Settings - Annotations
Topic annotations let you attach human-readable labels and descriptions to your MQTT topics. They serve as a vocabulary guide that helps the BunkerAI assistant understand what your topics mean and what kind of data they carry.
What Topic Annotations Are
An annotation is a piece of metadata you attach to a topic pattern. It contains:
- Topic pattern - the MQTT topic or wildcard pattern the annotation applies to
- Label - a short human-readable name (e.g., "Kitchen Temperature Sensor")
- Description - a longer explanation of what the topic does, what values it carries, and any relevant context
Annotations are stored in your BunkerM instance and are included in every AI request, giving BunkerAI context about your specific setup before you even ask a question.
Why Annotations Matter
Without annotations, the BunkerAI assistant sees raw topic strings like h/lr/t or dev/8f3a/st. With annotations, it understands that h/lr/t is the living room temperature sensor reading in degrees Celsius, and dev/8f3a/st is the battery status of a specific device.
This context makes the AI significantly more useful:
- More accurate responses - the AI can answer questions about your broker in terms of what things actually are, not just their raw topic names.
- Better natural-language control - you can say "show me all temperature sensors" and the AI knows which topics to look at.
- Smarter anomaly analysis - the AI can describe anomalies in plain language ("the kitchen temperature sensor published an unusually high value") rather than raw topic notation.
- Faster interactions - you do not need to explain your topic structure every time you start a conversation.
Creating an Annotation
- Navigate to Settings > Annotations.
- Click Add Annotation.
- Enter the Topic Pattern - the topic or wildcard pattern this annotation applies to.
- Enter a Label - a short, descriptive name for this topic.
- Enter a Description - explain what this topic is, what values it carries, what units are used, and any other relevant context.
- Click Save.
Wildcard Support in Topic Patterns
Annotations support the same MQTT wildcards as ACL rules:
+ (single-level wildcard)
Annotates all temperature topics one level under sensor/. A single annotation covers sensor/kitchen/temperature, sensor/bedroom/temperature, etc.
# (multi-level wildcard)
Annotates everything under the sensor/ tree with a general description.
Use specific patterns for specific annotations and broader wildcards for general category descriptions. More specific patterns take priority in AI context.
Example Annotations
Here are some examples to illustrate good annotations:
Specific topic:
| Field | Value |
|---|---|
| Topic Pattern | home/living-room/temperature |
| Label | Living Room Temperature |
| Description | Temperature reading in degrees Celsius from the wall-mounted Zigbee sensor in the living room.

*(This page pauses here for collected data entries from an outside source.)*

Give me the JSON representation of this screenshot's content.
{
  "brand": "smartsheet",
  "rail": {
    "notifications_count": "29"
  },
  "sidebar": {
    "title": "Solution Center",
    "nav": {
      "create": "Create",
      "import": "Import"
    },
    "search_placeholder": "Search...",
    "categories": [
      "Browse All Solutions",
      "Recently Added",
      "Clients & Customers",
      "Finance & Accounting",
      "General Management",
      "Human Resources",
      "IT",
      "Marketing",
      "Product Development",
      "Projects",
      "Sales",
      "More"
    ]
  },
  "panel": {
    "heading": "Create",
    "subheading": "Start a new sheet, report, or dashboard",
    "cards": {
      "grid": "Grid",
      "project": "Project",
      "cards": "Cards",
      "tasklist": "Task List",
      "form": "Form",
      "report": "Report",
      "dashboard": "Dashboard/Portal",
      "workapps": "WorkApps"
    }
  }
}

Publishes every 5 minutes. Normal range: 18-24C. |
Wildcard - all floor sensors:
| Field | Value |
|---|---|
| Topic Pattern | sensor/floor+/+ |
| Label | Floor Sensor Data |
| Description | Sensor readings from multi-floor building sensors. Second level is the floor number. Third level is the measurement type (temp, humidity, co2). |
Actuator topics:
| Field | Value |
|---|---|
| Topic Pattern | actuator/lights/+/command |
| Label | Light Control Command |
| Description | Command topic for smart light controllers. Payload is JSON with "state" (on/off) and optional "brightness" (0-100). Third level is the room name. |
Status topics:
| Field | Value |
|---|---|
| Topic Pattern | device/+/status |
| Label | Device Status |
| Description | Heartbeat/status topic for IoT devices. Payload: "online" or "offline". Published by the device on connect/disconnect using MQTT will messages. |
How Annotations Improve the BunkerAI Chat Experience
When you open the Web Chat or send a message via Slack or Telegram, BunkerAI automatically includes your annotations as context. This means:
- You can ask "what temperature is the kitchen?" and the AI knows which topic to query.
- You can say "create a watcher that alerts when any temperature sensor goes above 30" and the AI knows to look at
sensor/+/temperaturetopics. - You can ask "summarize today's sensor activity" and the AI uses your labels to give a readable summary instead of listing raw topic strings.
The more annotations you create, the more accurately the AI can serve as a natural-language interface to your broker.
Managing Annotations
Edit - Click on any annotation to update the label, description, or topic pattern.
Delete - Remove an annotation you no longer need. This does not affect the underlying MQTT topics - it only removes the AI context hint.
Annotations are stored persistently with your BunkerM data. They are included in the export/import functionality if you need to transfer them to another instance.